Ukraine’s finance ministry said on Tuesday that a committee of holders of its so-called GDP warrants would accept an offer to swap them into new bonds after it finalised insurance against the risk of a further restructuring.
A committee of holders of the warrants said on Tuesday that it was backing Ukraine’s offer after talks to enhance this debt insurance. “These negotiations have resulted in significant improvements to the drafting of the terms” of the bonds, the committee said.
The Ukrainian finance ministry said that the deal “represents the best possible solution to comply with Ukraine’s long-standing commitment to restructure the warrants to help restore Ukraine’s debt sustainability.”
The restructuring of the GDP warrants shows how Ukraine is having to overhaul its public finances both for the consequences of a potential peace deal next year, and the risk of a longer conflict that could lead it to ask private bondholders to take more losses.

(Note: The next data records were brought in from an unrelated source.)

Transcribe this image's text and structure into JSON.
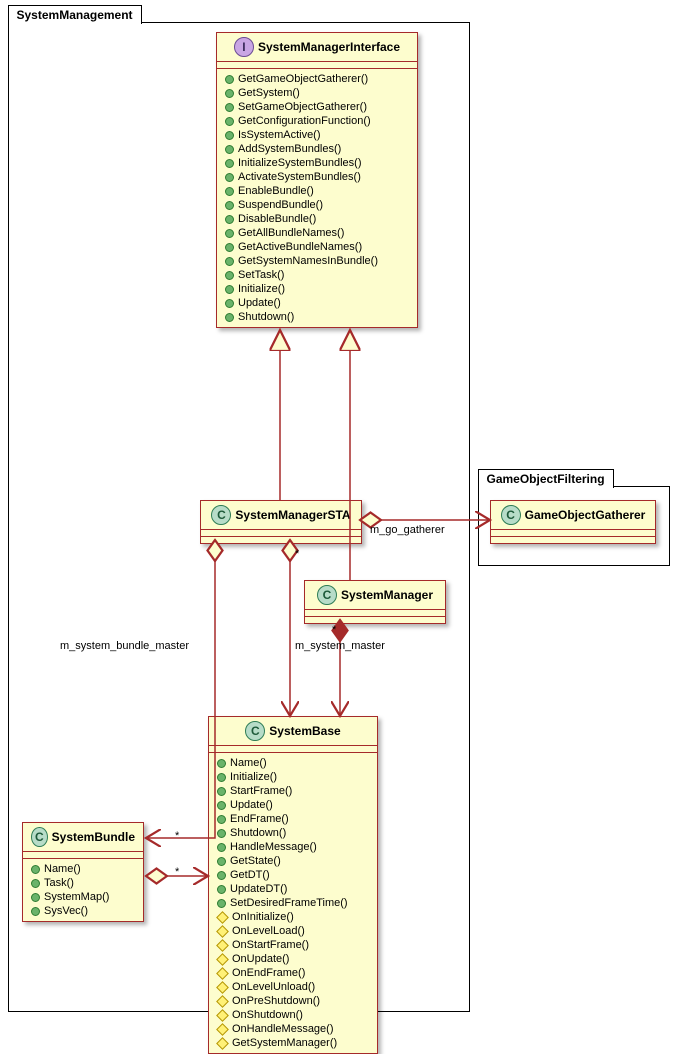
{
  "packages": {
    "systemManagement": "SystemManagement",
    "gameObjectFiltering": "GameObjectFiltering"
  },
  "classes": {
    "smi": {
      "title": "SystemManagerInterface",
      "methods": [
        "GetGameObjectGatherer()",
        "GetSystem()",
        "SetGameObjectGatherer()",
        "GetConfigurationFunction()",
        "IsSystemActive()",
        "AddSystemBundles()",
        "InitializeSystemBundles()",
        "ActivateSystemBundles()",
        "EnableBundle()",
        "SuspendBundle()",
        "DisableBundle()",
        "GetAllBundleNames()",
        "GetActiveBundleNames()",
        "GetSystemNamesInBundle()",
        "SetTask()",
        "Initialize()",
        "Update()",
        "Shutdown()"
      ]
    },
    "sta": {
      "title": "SystemManagerSTA"
    },
    "sm": {
      "title": "SystemManager"
    },
    "gog": {
      "title": "GameObjectGatherer"
    },
    "sb": {
      "title": "SystemBase",
      "public": [
        "Name()",
        "Initialize()",
        "StartFrame()",
        "Update()",
        "EndFrame()",
        "Shutdown()",
        "HandleMessage()",
        "GetState()",
        "GetDT()",
        "UpdateDT()",
        "SetDesiredFrameTime()"
      ],
      "protected": [
        "OnInitialize()",
        "OnLevelLoad()",
        "OnStartFrame()",
        "OnUpdate()",
        "OnEndFrame()",
        "OnLevelUnload()",
        "OnPreShutdown()",
        "OnShutdown()",
        "OnHandleMessage()",
        "GetSystemManager()"
      ]
    },
    "bundle": {
      "title": "SystemBundle",
      "methods": [
        "Name()",
        "Task()",
        "SystemMap()",
        "SysVec()"
      ]
    }
  },
  "labels": {
    "goGatherer": "m_go_gatherer",
    "bundleMaster": "m_system_bundle_master",
    "systemMaster": "m_system_master",
    "star": "*"
  },
  "chart_data": {
    "type": "diagram",
    "diagram_type": "uml-class",
    "packages": [
      {
        "name": "SystemManagement",
        "contains": [
          "SystemManagerInterface",
          "SystemManagerSTA",
          "SystemManager",
          "SystemBase",
          "SystemBundle"
        ]
      },
      {
        "name": "GameObjectFiltering",
        "contains": [
          "GameObjectGatherer"
        ]
      }
    ],
    "relations": [
      {
        "from": "SystemManagerSTA",
        "to": "SystemManagerInterface",
        "type": "realization"
      },
      {
        "from": "SystemManager",
        "to": "SystemManagerInterface",
        "type": "realization"
      },
      {
        "from": "SystemManagerSTA",
        "to": "GameObjectGatherer",
        "type": "aggregation",
        "role": "m_go_gatherer"
      },
      {
        "from": "SystemManagerSTA",
        "to": "SystemBase",
        "type": "aggregation",
        "multiplicity": "*"
      },
      {
        "from": "SystemManagerSTA",
        "to": "SystemBundle",
        "type": "aggregation",
        "role": "m_system_bundle_master",
        "multiplicity": "*"
      },
      {
        "from": "SystemManager",
        "to": "SystemBase",
        "type": "composition",
        "role": "m_system_master",
        "multiplicity": "*"
      },
      {
        "from": "SystemBundle",
        "to": "SystemBase",
        "type": "aggregation",
        "multiplicity": "*"
      }
    ]
  }
}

Ukraine is waiting for the approval of a new $8bn IMF bailout and the outcome of European talks on a possible “reparations loan” backed by Russia’s frozen assets.
By turning the warrants into bonds, Ukraine would be off the hook for annual payments running potentially to billions of dollars if reconstruction after Russia’s invasion were to spark to an economic boom.

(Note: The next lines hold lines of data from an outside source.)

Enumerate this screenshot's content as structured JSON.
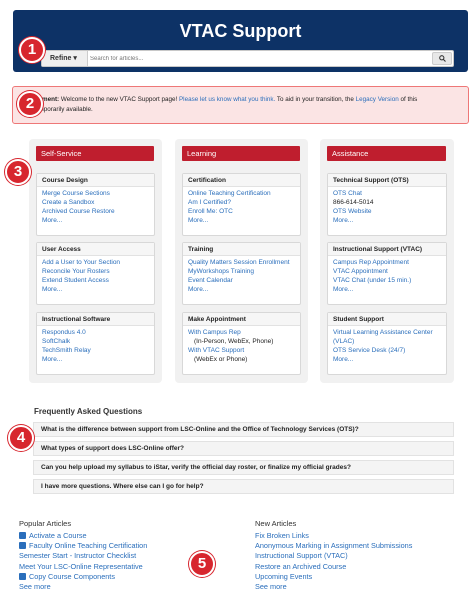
{
  "header": {
    "title": "VTAC Support",
    "refine_label": "Refine ▾",
    "search_placeholder": "Search for articles...",
    "search_icon": "magnifier-icon"
  },
  "badges": [
    "1",
    "2",
    "3",
    "4",
    "5"
  ],
  "announcement": {
    "lead": "cement:",
    "text1": " Welcome to the new VTAC Support page! ",
    "link1": "Please let us know what you think.",
    "text2": "  To aid in your transition, the ",
    "link2": "Legacy Version",
    "text3": " of this",
    "line2": "emporarily available."
  },
  "columns": [
    {
      "header": "Self-Service",
      "cards": [
        {
          "title": "Course Design",
          "items": [
            "Merge Course Sections",
            "Create a Sandbox",
            "Archived Course Restore",
            "More..."
          ]
        },
        {
          "title": "User Access",
          "items": [
            "Add a User to Your Section",
            "Reconcile Your Rosters",
            "Extend Student Access",
            "More..."
          ]
        },
        {
          "title": "Instructional Software",
          "items": [
            "Respondus 4.0",
            "SoftChalk",
            "TechSmith Relay",
            "More..."
          ]
        }
      ]
    },
    {
      "header": "Learning",
      "cards": [
        {
          "title": "Certification",
          "items": [
            "Online Teaching Certification",
            "Am I Certified?",
            "Enroll Me: OTC",
            "More..."
          ]
        },
        {
          "title": "Training",
          "items": [
            "Quality Matters Session Enrollment",
            "MyWorkshops Training",
            "Event Calendar",
            "More..."
          ]
        },
        {
          "title": "Make Appointment",
          "items": [
            "With Campus Rep",
            "(In-Person, WebEx, Phone)",
            "With VTAC Support",
            "(WebEx or Phone)"
          ]
        }
      ]
    },
    {
      "header": "Assistance",
      "cards": [
        {
          "title": "Technical Support (OTS)",
          "items": [
            "OTS Chat",
            "866-614-5014",
            "OTS Website",
            "More..."
          ]
        },
        {
          "title": "Instructional Support (VTAC)",
          "items": [
            "Campus Rep Appointment",
            "VTAC Appointment",
            "VTAC Chat (under 15 min.)",
            "More..."
          ]
        },
        {
          "title": "Student Support",
          "items": [
            "Virtual Learning Assistance Center",
            "(VLAC)",
            "OTS Service Desk (24/7)",
            "More..."
          ]
        }
      ]
    }
  ],
  "faq": {
    "title": "Frequently Asked Questions",
    "items": [
      "What is the difference between support from LSC-Online and the Office of Technology Services (OTS)?",
      "What types of support does LSC-Online offer?",
      "Can you help upload my syllabus to iStar, verify the official day roster, or finalize my official grades?",
      "I have more questions. Where else can I go for help?"
    ]
  },
  "popular": {
    "title": "Popular Articles",
    "items": [
      "Activate a Course",
      "Faculty Online Teaching Certification",
      "Semester Start - Instructor Checklist",
      "Meet Your LSC-Online Representative",
      "Copy Course Components",
      "See more"
    ]
  },
  "new_articles": {
    "title": "New Articles",
    "items": [
      "Fix Broken Links",
      "Anonymous Marking in Assignment Submissions",
      "Instructional Support (VTAC)",
      "Restore an Archived Course",
      "Upcoming Events",
      "See more"
    ]
  },
  "colors": {
    "header": "#0d3266",
    "accent": "#bf1e2e",
    "badge": "#d7262e",
    "link": "#2a6ebb"
  }
}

The warrants were originally issued in 2015 under a restructuring of Ukraine’s debt following Russia’s annexation of Crimea. They were left out of a restructuring of more than $20bn in dollar bonds last year.

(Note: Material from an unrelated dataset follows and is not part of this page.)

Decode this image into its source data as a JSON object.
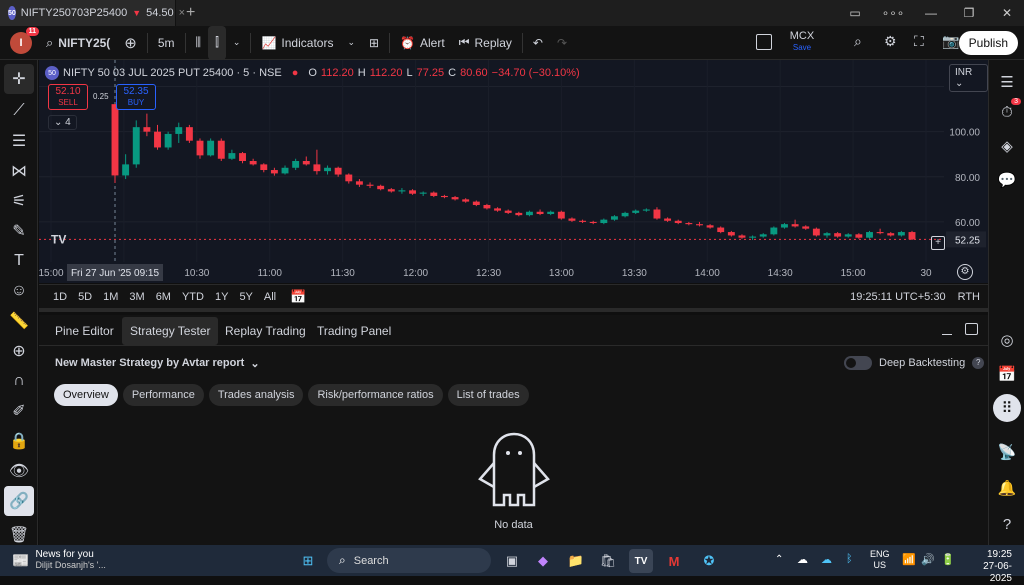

Under a so-called “loss reinstatement” provision, the face value of the new bonds will at least double if Ukraine seeks to restructure them from next year, according to calculations by the committee.
Citi analysts said last week that even based on a lesser version of the loss reinstatement clause, the new bonds had “significant downside protection in the event of any default . . . [we] would expect a high take-up among warrant holders”.
Prices for the warrants have rallied to a one-cent premium over their dollar face value since Ukraine first announced the restructuring offer.
Over the same period, Ukraine’s 2029 bond has fallen from 72 to 68 cents on the dollar, as one of the first debts that Ukraine would have to repay after last year’s restructuring.
Ukraine is rushing to complete a restructuring by the end of the year, in time for its new budget, and as it needs to reassure the IMF and European financial backers it is not paying too much out to private investors.
The warrants provide for payouts if Ukraine’s economy grows more than 3 per cent a year, increasing them if growth exceeds 4 per cent. Ukraine defaulted on a payment that was due this year for 2023 growth as it negotiated with investors.
The payouts are no longer subject to a cap of 1 per cent of GDP, which increased the urgency for Ukraine to strike a deal.